In glomming onto Tanden’s tweets (she’s now deleted a thousand and apologized) despite their ability to overlook countless far more divisive missives from President Trump, Republican senators are doing the sort of surface level swatting at shiny objects that we’ve come to expect from the polarized Congress. But if we look at what lies beneath the brittle surface of the tweets controversy, we actually find something instructive: The Tanden confirmation is a preview of what the slightly twisted dynamics of Biden-era Washington will probably look like.

Unfortunately for Tanden, she has found herself pinched in the gears as the power center of the Democratic Party shifts to the left—the rise of prominent progressive figures like Sanders and Rep. Alexandria Ocasio-Cortez has coincided with a larger proportion of Democratic voters identifying as “liberal” than ever before. Even if the party hasn’t wholly given over to the Sanders view of things (just look at Manchin and fellow moderate Democratic Sen. Krysten Sinema’s leverage over what passes through the Senate), what was once de rigeur political practice (courting Wall Street money to fund liberal causes, for instance) is getting a thorough once-over. As for conservatives, they’re more than happy to drag off the Democrats’ conflict, supporting whatever faction suits their own ideological interests issue by issue, or just generally inserting chaotic “but-what-about-bipartisanship?” energy into legislative debates.
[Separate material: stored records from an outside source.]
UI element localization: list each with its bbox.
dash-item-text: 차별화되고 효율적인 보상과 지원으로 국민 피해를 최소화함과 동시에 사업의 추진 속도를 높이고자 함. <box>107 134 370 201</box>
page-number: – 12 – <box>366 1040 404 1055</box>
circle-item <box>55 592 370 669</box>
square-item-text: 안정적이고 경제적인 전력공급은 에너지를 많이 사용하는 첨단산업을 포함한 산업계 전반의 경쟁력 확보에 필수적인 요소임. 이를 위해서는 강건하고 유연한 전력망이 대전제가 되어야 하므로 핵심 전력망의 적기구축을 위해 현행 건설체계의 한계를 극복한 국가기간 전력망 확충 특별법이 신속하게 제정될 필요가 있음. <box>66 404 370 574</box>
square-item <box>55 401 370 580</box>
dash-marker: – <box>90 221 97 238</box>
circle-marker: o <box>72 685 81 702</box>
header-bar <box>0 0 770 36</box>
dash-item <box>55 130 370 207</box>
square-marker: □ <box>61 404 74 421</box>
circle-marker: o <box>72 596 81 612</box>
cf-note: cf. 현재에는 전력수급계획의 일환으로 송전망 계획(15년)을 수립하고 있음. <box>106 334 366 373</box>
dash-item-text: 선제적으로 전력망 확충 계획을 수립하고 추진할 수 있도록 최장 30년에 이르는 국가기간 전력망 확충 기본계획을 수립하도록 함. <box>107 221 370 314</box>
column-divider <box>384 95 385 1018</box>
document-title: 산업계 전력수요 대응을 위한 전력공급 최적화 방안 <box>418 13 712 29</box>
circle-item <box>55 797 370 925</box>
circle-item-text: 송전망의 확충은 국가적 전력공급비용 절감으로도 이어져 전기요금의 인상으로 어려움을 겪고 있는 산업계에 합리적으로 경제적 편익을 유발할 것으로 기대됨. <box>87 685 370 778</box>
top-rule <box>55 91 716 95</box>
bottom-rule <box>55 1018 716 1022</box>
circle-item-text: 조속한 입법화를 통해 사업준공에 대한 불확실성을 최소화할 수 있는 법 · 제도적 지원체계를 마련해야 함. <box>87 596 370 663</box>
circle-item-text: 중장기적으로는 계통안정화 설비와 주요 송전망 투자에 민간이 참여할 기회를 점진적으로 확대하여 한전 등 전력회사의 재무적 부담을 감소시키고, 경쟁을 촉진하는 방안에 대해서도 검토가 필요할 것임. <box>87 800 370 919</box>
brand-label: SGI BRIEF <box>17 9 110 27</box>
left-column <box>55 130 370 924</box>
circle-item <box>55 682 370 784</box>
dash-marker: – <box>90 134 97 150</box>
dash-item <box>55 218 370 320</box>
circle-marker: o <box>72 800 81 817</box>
A key player who’s been overlooked somewhat in all the clatter about tweets is Sen. Bernie Sanders, chairman of the Senate Budget Committee, who gave a preview of what was to come on the first day of Tanden’s hearings by aligning himself with an unlikely-seeming ally: “Let me begin by picking up a point that the ranking member, Lindsay Graham made,” Sanders began, citing a letter from House GOP members that outlined a number of complaints about Tanden, including her inflammatory Twitter feed. “Your attacks were not just made against Republicans, they were vicious attacks made against progressives, people who I have worked with. Me personally.” In other words, Sanders, who spent years on the fringes of left-leaning politics—pooh-poohed by mainstream Clintonian Democrats like Tanden—was finally in the seat of power, and Tanden was the one on the spot.

The history of bad blood between Tanden and the Sanders-supporting wing of the party goes back years. She served as a legislative aide for Hillary Clinton and worked for Clinton’s 2008 presidential campaign. When Clinton did a candidate interview at the Center for American Progress (CAP) during that run, she was asked about her vote in favor of the Iraq War by Faiz Shakir, who at that time worked for the think tank’s popular blog (he would later run Sanders’s presidential campaign). As a 2019 New York Times piece recounted, Tanden was upset by the question and after the meeting, according to people in the room, she punched Shakir in the chest. Tanden contented that she only pushed him.